Now, 213 million people have opened bank accounts in India. The government is able to make social benefit payments to these citizens via direct deposit. This has eliminated inefficiencies in the way the government pays out subsidies and has reduced its costs by $1.4 billion. I would call this a win-win.

Luis Guzman shared with us how SABMiller—with support from Citi Inclusive Finance—uses technology to resolve the banking problems of its small-scale distributors across Peru, many of them in remote and hard to reach places. SABMiller engages with over 400,000 of these unbanked small businesses in Peru and plans to reach hundreds of thousands more.

Prior to 2013, 70% of small distributors paid their bills with cash. That number has since fallen to 30%, thanks to “digital wallet” technology that allows businesses to make and receive payments via cellphone. Luis explained how this has led to long-term gains for the company and long-term social gains for the small businesses they work with, by opening doors for them to engage with other large companies. This too is an example of a win-win.

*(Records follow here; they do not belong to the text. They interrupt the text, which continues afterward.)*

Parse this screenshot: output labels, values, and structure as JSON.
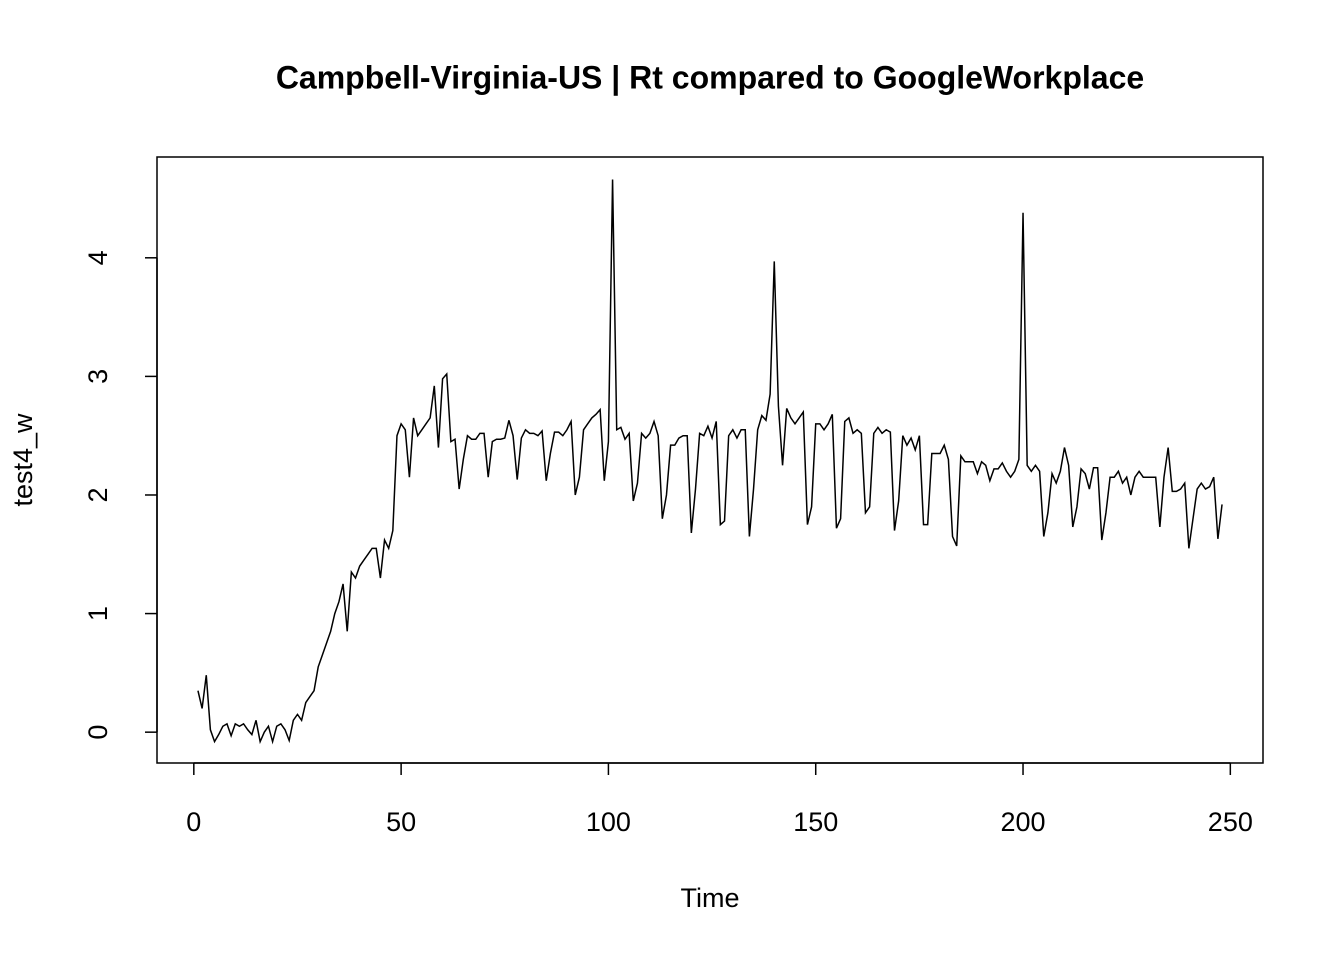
{
  "chart_data": {
    "type": "line",
    "title": "Campbell-Virginia-US | Rt compared to GoogleWorkplace",
    "x_label": "Time",
    "y_label": "test4_w",
    "color": "#000000",
    "xlim": [
      -8.88,
      257.88
    ],
    "ylim": [
      -0.26,
      4.85
    ],
    "xticks": [
      0,
      50,
      100,
      150,
      200,
      250
    ],
    "yticks": [
      0,
      1,
      2,
      3,
      4
    ],
    "x": [
      1,
      2,
      3,
      4,
      5,
      6,
      7,
      8,
      9,
      10,
      11,
      12,
      13,
      14,
      15,
      16,
      17,
      18,
      19,
      20,
      21,
      22,
      23,
      24,
      25,
      26,
      27,
      28,
      29,
      30,
      31,
      32,
      33,
      34,
      35,
      36,
      37,
      38,
      39,
      40,
      41,
      42,
      43,
      44,
      45,
      46,
      47,
      48,
      49,
      50,
      51,
      52,
      53,
      54,
      55,
      56,
      57,
      58,
      59,
      60,
      61,
      62,
      63,
      64,
      65,
      66,
      67,
      68,
      69,
      70,
      71,
      72,
      73,
      74,
      75,
      76,
      77,
      78,
      79,
      80,
      81,
      82,
      83,
      84,
      85,
      86,
      87,
      88,
      89,
      90,
      91,
      92,
      93,
      94,
      95,
      96,
      97,
      98,
      99,
      100,
      101,
      102,
      103,
      104,
      105,
      106,
      107,
      108,
      109,
      110,
      111,
      112,
      113,
      114,
      115,
      116,
      117,
      118,
      119,
      120,
      121,
      122,
      123,
      124,
      125,
      126,
      127,
      128,
      129,
      130,
      131,
      132,
      133,
      134,
      135,
      136,
      137,
      138,
      139,
      140,
      141,
      142,
      143,
      144,
      145,
      146,
      147,
      148,
      149,
      150,
      151,
      152,
      153,
      154,
      155,
      156,
      157,
      158,
      159,
      160,
      161,
      162,
      163,
      164,
      165,
      166,
      167,
      168,
      169,
      170,
      171,
      172,
      173,
      174,
      175,
      176,
      177,
      178,
      179,
      180,
      181,
      182,
      183,
      184,
      185,
      186,
      187,
      188,
      189,
      190,
      191,
      192,
      193,
      194,
      195,
      196,
      197,
      198,
      199,
      200,
      201,
      202,
      203,
      204,
      205,
      206,
      207,
      208,
      209,
      210,
      211,
      212,
      213,
      214,
      215,
      216,
      217,
      218,
      219,
      220,
      221,
      222,
      223,
      224,
      225,
      226,
      227,
      228,
      229,
      230,
      231,
      232,
      233,
      234,
      235,
      236,
      237,
      238,
      239,
      240,
      241,
      242,
      243,
      244,
      245,
      246,
      247,
      248
    ],
    "values": [
      0.35,
      0.2,
      0.48,
      0.02,
      -0.08,
      -0.02,
      0.05,
      0.07,
      -0.03,
      0.07,
      0.05,
      0.07,
      0.02,
      -0.02,
      0.1,
      -0.08,
      0.0,
      0.05,
      -0.08,
      0.05,
      0.07,
      0.02,
      -0.07,
      0.1,
      0.15,
      0.1,
      0.25,
      0.3,
      0.35,
      0.55,
      0.65,
      0.75,
      0.85,
      1.0,
      1.1,
      1.25,
      0.85,
      1.35,
      1.3,
      1.4,
      1.45,
      1.5,
      1.55,
      1.55,
      1.3,
      1.62,
      1.55,
      1.7,
      2.5,
      2.6,
      2.55,
      2.15,
      2.65,
      2.5,
      2.55,
      2.6,
      2.65,
      2.92,
      2.4,
      2.98,
      3.02,
      2.45,
      2.47,
      2.05,
      2.3,
      2.5,
      2.47,
      2.47,
      2.52,
      2.52,
      2.15,
      2.45,
      2.47,
      2.47,
      2.48,
      2.63,
      2.5,
      2.13,
      2.48,
      2.55,
      2.52,
      2.52,
      2.5,
      2.54,
      2.12,
      2.35,
      2.53,
      2.53,
      2.5,
      2.55,
      2.62,
      2.0,
      2.15,
      2.55,
      2.6,
      2.65,
      2.68,
      2.72,
      2.12,
      2.45,
      4.66,
      2.55,
      2.57,
      2.47,
      2.52,
      1.95,
      2.1,
      2.52,
      2.48,
      2.52,
      2.62,
      2.5,
      1.8,
      2.0,
      2.42,
      2.42,
      2.48,
      2.5,
      2.5,
      1.68,
      2.05,
      2.52,
      2.5,
      2.58,
      2.48,
      2.62,
      1.75,
      1.78,
      2.5,
      2.55,
      2.48,
      2.55,
      2.55,
      1.65,
      2.05,
      2.55,
      2.67,
      2.63,
      2.85,
      3.97,
      2.75,
      2.25,
      2.73,
      2.65,
      2.6,
      2.65,
      2.7,
      1.75,
      1.9,
      2.6,
      2.6,
      2.55,
      2.6,
      2.68,
      1.72,
      1.8,
      2.62,
      2.65,
      2.52,
      2.55,
      2.52,
      1.85,
      1.9,
      2.52,
      2.57,
      2.52,
      2.55,
      2.53,
      1.7,
      1.95,
      2.5,
      2.42,
      2.48,
      2.38,
      2.5,
      1.75,
      1.75,
      2.35,
      2.35,
      2.35,
      2.42,
      2.3,
      1.65,
      1.57,
      2.33,
      2.28,
      2.28,
      2.28,
      2.18,
      2.28,
      2.25,
      2.12,
      2.22,
      2.22,
      2.27,
      2.2,
      2.15,
      2.2,
      2.3,
      4.38,
      2.25,
      2.2,
      2.25,
      2.2,
      1.65,
      1.85,
      2.18,
      2.1,
      2.2,
      2.4,
      2.25,
      1.73,
      1.9,
      2.22,
      2.18,
      2.05,
      2.23,
      2.23,
      1.62,
      1.85,
      2.15,
      2.15,
      2.2,
      2.1,
      2.15,
      2.0,
      2.15,
      2.2,
      2.15,
      2.15,
      2.15,
      2.15,
      1.73,
      2.15,
      2.4,
      2.03,
      2.03,
      2.05,
      2.1,
      1.55,
      1.8,
      2.05,
      2.1,
      2.05,
      2.07,
      2.15,
      1.63,
      1.92
    ]
  }
}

Technology helps manage quality

This brings us to another point of discussion: how technology can foster accountability and lead to improvements in quality, through sharing and executing based on real-time data.

“Nowadays it is better to manage digitally,” said Andrew Youn. Andrew’s One Acre Fund (1AF) works with poor farmers all over the world. In East Africa they are serving over 400,000 farm families by delivering a bundle of services that help them be more productive. That’s a lot of people to manage, but with technology Andrew’s team is able to communicate, train, and collect data almost in real time in order to better serve beneficiaries.

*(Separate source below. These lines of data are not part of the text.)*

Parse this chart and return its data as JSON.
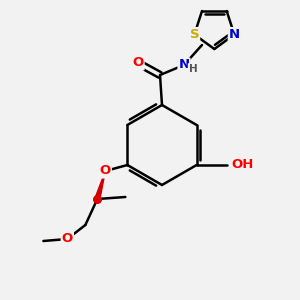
{
  "bg_color": "#f2f2f2",
  "bond_color": "#000000",
  "bond_width": 1.8,
  "atom_colors": {
    "O": "#ff0000",
    "N": "#0000cd",
    "S": "#ccaa00",
    "C": "#000000",
    "H": "#555555"
  },
  "font_size_atom": 9.5,
  "font_size_small": 7.5
}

Not only does this give poor farmers a much-needed leg up, but it also prepares them to engage with the global market. Andrew explained how 1AF’s innovation may seem simple and intuitive, but may not have been done before because of the complexity of executing it at scale. New technology makes it possible.

Social progress, but with caveats

From the audience, Barefoot College CEO Meagan Fallone raised concerns that technological transformations for social progress may not always be as smooth as the panelists suggested. Her organization has been providing basic services and solutions to problems in rural communities for more than 40 years, with the objective of making them self-sufficient and sustainable.

Barefoot College works with technology in the renewable energy sector to empower people, and is no stranger to the powerful social transformation that technology can enable. However, it took almost two years for her organization to convince a funder that they needed a technology partner to help them grow and scale their work.

“We’re seeing a real cry from the poorest of the poor to be part of this technology revolution,” Megan said. Yet she found it difficult to convince funders that not everyone has access to a mobile phone, the electricity needed to charge it, or even basic literacy skills needed to make use of the technology.

In India the Aadhaar system may actually create a bigger gap between the privileged and impoverished. Not everyone has the skills and tools needed to access their digital identity and use it to its full potential. In order for poor people to get the most out of this technological transformation, we still need organizations that provide basic services such as education, financial training, and electricity to marginalized people.

Andrea Coleman affirmed this point, adding that in her opinion there is a mistaken belief that everybody in the developing world has a mobile phone, especially in rural areas. This assumption can be damaging to the work we are doing if we don’t address it, she argued.

Now what?

While technology is not a cure-all for solving social problems, it can definitely help make systems more efficient and more inclusive of poor people. The potential to improve livelihoods through faster communication and better data collection, as well as to create unlikely partnerships that transcend geographies, cultures, social strata, and business size are endless and we are already seeing this take shape. At the same time, we must consider who may be excluded from these developments and craft solutions that address their needs, if we are to create a more just, peaceful, and prosperous world.